There has been a leak to suggest that the report will be bad news for the Government and for some senior figures in the security services. This chimes with a comment I heard from someone who ought to know: "There will be no comfort for anyone."

That was always the probable outcome. Those who thought that Lord Butler would produce a bland report could not have known him or his team. Leaving the politicians to one side, the three public servants on the committee, Robin Butler himself, John Chilcot and Peter Inge are all men whom nothing would deflect from the pursuit of truth.

When it chose them, No 10 made a hideous mistake; other senior figures might have been less ruthless. They all believe in the integrity of the governing process. They all have the highest standards and a strong sense of propriety. High standards, integrity, propriety: how did Tony Blair ever allow people like that to sit in judgement on him?

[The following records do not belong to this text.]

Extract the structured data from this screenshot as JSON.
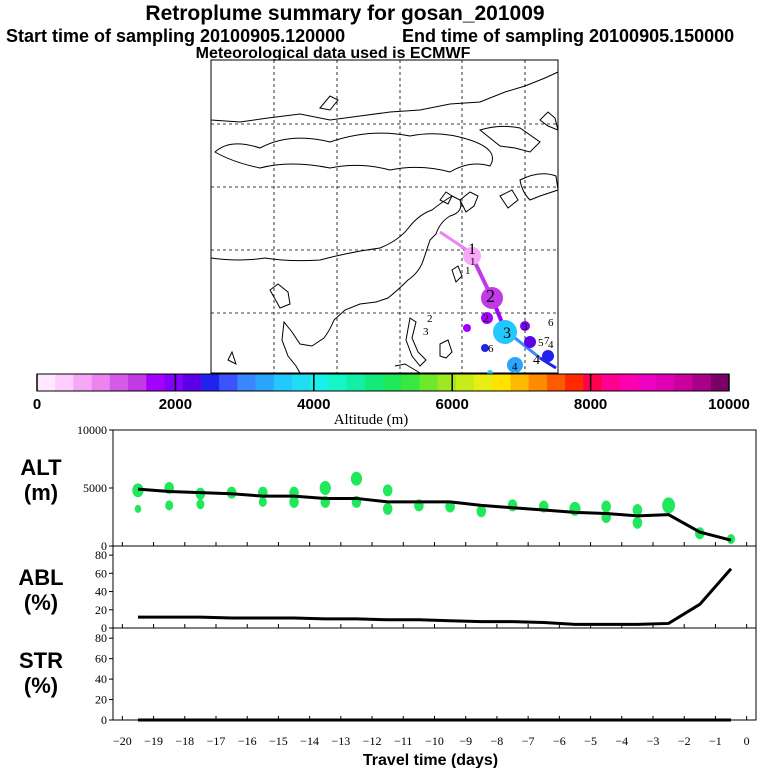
{
  "header": {
    "title": "Retroplume summary for gosan_201009",
    "start_label": "Start time of sampling 20100905.120000",
    "end_label": "End time of sampling 20100905.150000",
    "met_label": "Meteorological data used is ECMWF"
  },
  "map": {
    "plume_labels": [
      "1",
      "1",
      "1",
      "2",
      "2",
      "2",
      "3",
      "3",
      "3",
      "4",
      "4",
      "4",
      "5",
      "6",
      "6",
      "7"
    ]
  },
  "colorbar": {
    "ticks": [
      "0",
      "2000",
      "4000",
      "6000",
      "8000",
      "10000"
    ],
    "label": "Altitude (m)",
    "colors": [
      "#ffe8ff",
      "#ffccff",
      "#f7a7f7",
      "#ea85ef",
      "#d55ae8",
      "#c23ae5",
      "#a400ff",
      "#8400ff",
      "#5e00e6",
      "#2222ee",
      "#3b52ff",
      "#3a86ff",
      "#29a4ff",
      "#25c7ff",
      "#22dcf5",
      "#18f0e8",
      "#14f5c8",
      "#12f0a8",
      "#14eb7a",
      "#1fe85a",
      "#38e83e",
      "#6ee82c",
      "#9ee81e",
      "#c8ec18",
      "#e8ee14",
      "#ffe200",
      "#ffba00",
      "#ff8c00",
      "#ff5a00",
      "#ff2a00",
      "#ff0050",
      "#ff0090",
      "#ff00b0",
      "#f000c0",
      "#e000b4",
      "#c8009e",
      "#a80088",
      "#7a0066"
    ]
  },
  "chart_data": [
    {
      "type": "line",
      "panel": "ALT",
      "ylabel": "ALT\n(m)",
      "ylim": [
        0,
        10000
      ],
      "yticks": [
        0,
        5000,
        10000
      ],
      "x": [
        -0.5,
        -1.5,
        -2.5,
        -3.5,
        -4.5,
        -5.5,
        -6.5,
        -7.5,
        -8.5,
        -9.5,
        -10.5,
        -11.5,
        -12.5,
        -13.5,
        -14.5,
        -15.5,
        -16.5,
        -17.5,
        -18.5,
        -19.5
      ],
      "series": [
        {
          "name": "mean altitude",
          "values": [
            500,
            1200,
            2700,
            2600,
            2800,
            2900,
            3100,
            3300,
            3500,
            3800,
            3800,
            3800,
            4100,
            4100,
            4300,
            4300,
            4500,
            4600,
            4700,
            4900
          ]
        }
      ],
      "clusters": [
        {
          "x": -0.5,
          "y": 600,
          "size": 5
        },
        {
          "x": -1.5,
          "y": 1100,
          "size": 6
        },
        {
          "x": -2.5,
          "y": 3500,
          "size": 8
        },
        {
          "x": -3.5,
          "y": 2000,
          "size": 6
        },
        {
          "x": -3.5,
          "y": 3100,
          "size": 6
        },
        {
          "x": -4.5,
          "y": 2500,
          "size": 6
        },
        {
          "x": -4.5,
          "y": 3400,
          "size": 6
        },
        {
          "x": -5.5,
          "y": 3200,
          "size": 7
        },
        {
          "x": -6.5,
          "y": 3400,
          "size": 6
        },
        {
          "x": -7.5,
          "y": 3500,
          "size": 6
        },
        {
          "x": -8.5,
          "y": 3000,
          "size": 6
        },
        {
          "x": -9.5,
          "y": 3400,
          "size": 6
        },
        {
          "x": -10.5,
          "y": 3500,
          "size": 6
        },
        {
          "x": -11.5,
          "y": 4800,
          "size": 6
        },
        {
          "x": -11.5,
          "y": 3200,
          "size": 6
        },
        {
          "x": -12.5,
          "y": 5800,
          "size": 7
        },
        {
          "x": -12.5,
          "y": 3800,
          "size": 6
        },
        {
          "x": -13.5,
          "y": 5000,
          "size": 7
        },
        {
          "x": -13.5,
          "y": 3800,
          "size": 6
        },
        {
          "x": -14.5,
          "y": 4600,
          "size": 6
        },
        {
          "x": -14.5,
          "y": 3800,
          "size": 6
        },
        {
          "x": -15.5,
          "y": 4600,
          "size": 6
        },
        {
          "x": -15.5,
          "y": 3800,
          "size": 5
        },
        {
          "x": -16.5,
          "y": 4600,
          "size": 6
        },
        {
          "x": -17.5,
          "y": 4500,
          "size": 6
        },
        {
          "x": -17.5,
          "y": 3600,
          "size": 5
        },
        {
          "x": -18.5,
          "y": 5000,
          "size": 6
        },
        {
          "x": -18.5,
          "y": 3500,
          "size": 5
        },
        {
          "x": -19.5,
          "y": 4800,
          "size": 7
        },
        {
          "x": -19.5,
          "y": 3200,
          "size": 4
        }
      ]
    },
    {
      "type": "line",
      "panel": "ABL",
      "ylabel": "ABL\n(%)",
      "ylim": [
        0,
        90
      ],
      "yticks": [
        0,
        20,
        40,
        60,
        80
      ],
      "x": [
        -0.5,
        -1.5,
        -2.5,
        -3.5,
        -4.5,
        -5.5,
        -6.5,
        -7.5,
        -8.5,
        -9.5,
        -10.5,
        -11.5,
        -12.5,
        -13.5,
        -14.5,
        -15.5,
        -16.5,
        -17.5,
        -18.5,
        -19.5
      ],
      "series": [
        {
          "name": "ABL fraction",
          "values": [
            65,
            26,
            5,
            4,
            4,
            4,
            6,
            7,
            7,
            8,
            9,
            9,
            10,
            10,
            11,
            11,
            11,
            12,
            12,
            12
          ]
        }
      ]
    },
    {
      "type": "line",
      "panel": "STR",
      "ylabel": "STR\n(%)",
      "ylim": [
        0,
        90
      ],
      "yticks": [
        0,
        20,
        40,
        60,
        80
      ],
      "x": [
        -0.5,
        -1.5,
        -2.5,
        -3.5,
        -4.5,
        -5.5,
        -6.5,
        -7.5,
        -8.5,
        -9.5,
        -10.5,
        -11.5,
        -12.5,
        -13.5,
        -14.5,
        -15.5,
        -16.5,
        -17.5,
        -18.5,
        -19.5
      ],
      "series": [
        {
          "name": "stratosphere fraction",
          "values": [
            0,
            0,
            0,
            0,
            0,
            0,
            0,
            0,
            0,
            0,
            0,
            0,
            0,
            0,
            0,
            0,
            0,
            0,
            0,
            0
          ]
        }
      ]
    }
  ],
  "xaxis": {
    "label": "Travel time (days)",
    "ticks": [
      "−20",
      "−19",
      "−18",
      "−17",
      "−16",
      "−15",
      "−14",
      "−13",
      "−12",
      "−11",
      "−10",
      "−9",
      "−8",
      "−7",
      "−6",
      "−5",
      "−4",
      "−3",
      "−2",
      "−1",
      "0"
    ]
  }
}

So by the middle of next week, he is likely to be in trouble. That could be good news for George Bush. In the United States, Tony Blair's reputation stands as high as Margaret Thatcher's did. Nothing that Lord Butler writes is likely to undermine that. The majority reaction will be along the following lines: "If that wonderful Tony Blair can get into a tangle on intelligence matters, this only goes to show how difficult they are - in which case, we should not hold the President's mistakes against him."

George Bush is a staunch and generous friend. He will not want Tony Blair to get into any trouble whatsoever. Yet as foreign political rows need to be on a very large scale to register on middle America's radar screen it is in his interests that the Butler report should land the PM in a crisis, though not a terminal one.

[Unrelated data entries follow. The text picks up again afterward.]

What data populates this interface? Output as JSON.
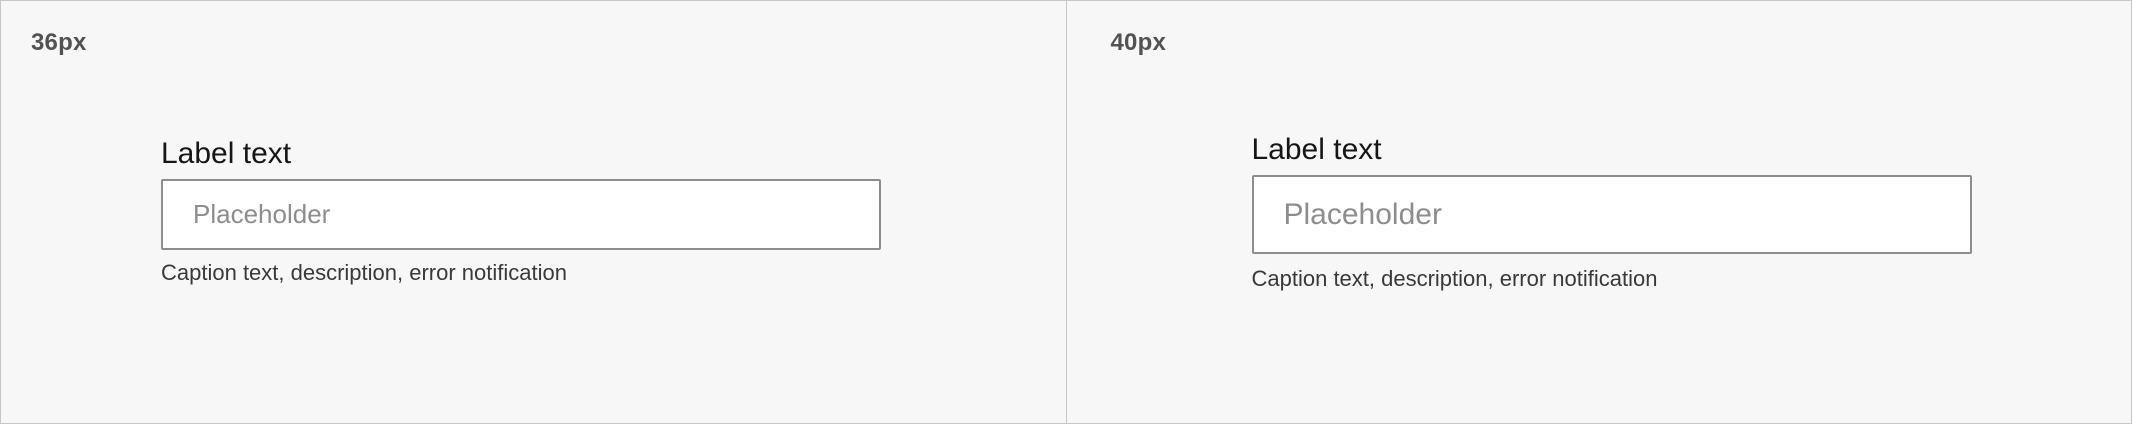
{
  "variants": [
    {
      "size_label": "36px",
      "label_text": "Label text",
      "placeholder": "Placeholder",
      "input_value": "",
      "caption": "Caption text, description, error notification"
    },
    {
      "size_label": "40px",
      "label_text": "Label text",
      "placeholder": "Placeholder",
      "input_value": "",
      "caption": "Caption text, description, error notification"
    }
  ],
  "colors": {
    "canvas_background": "#f7f7f7",
    "divider": "#c6c6c6",
    "input_border": "#8d8d8d",
    "placeholder_text": "#8d8d8d",
    "label_text": "#161616",
    "size_tag_text": "#525252"
  }
}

It is far too early to predict the outcome of the election, and anyone who tries to do so at this stage risks looking very foolish on the first Wednesday in November. Since 1960 there have been 11 presidential elections and the outcome was predictable this far in advance in only three of them; 1964, 1972 and 1984. The 2004 race will join the majority, but I will hazard a guess. I think that George Bush will be re-elected by a slightly greater margin than he achieved four years ago. I also think that the outcome will be close enough to make it possible to identify a decisive factor: Tony Blair's support. I do not believe that George Bush could win this year's election without it.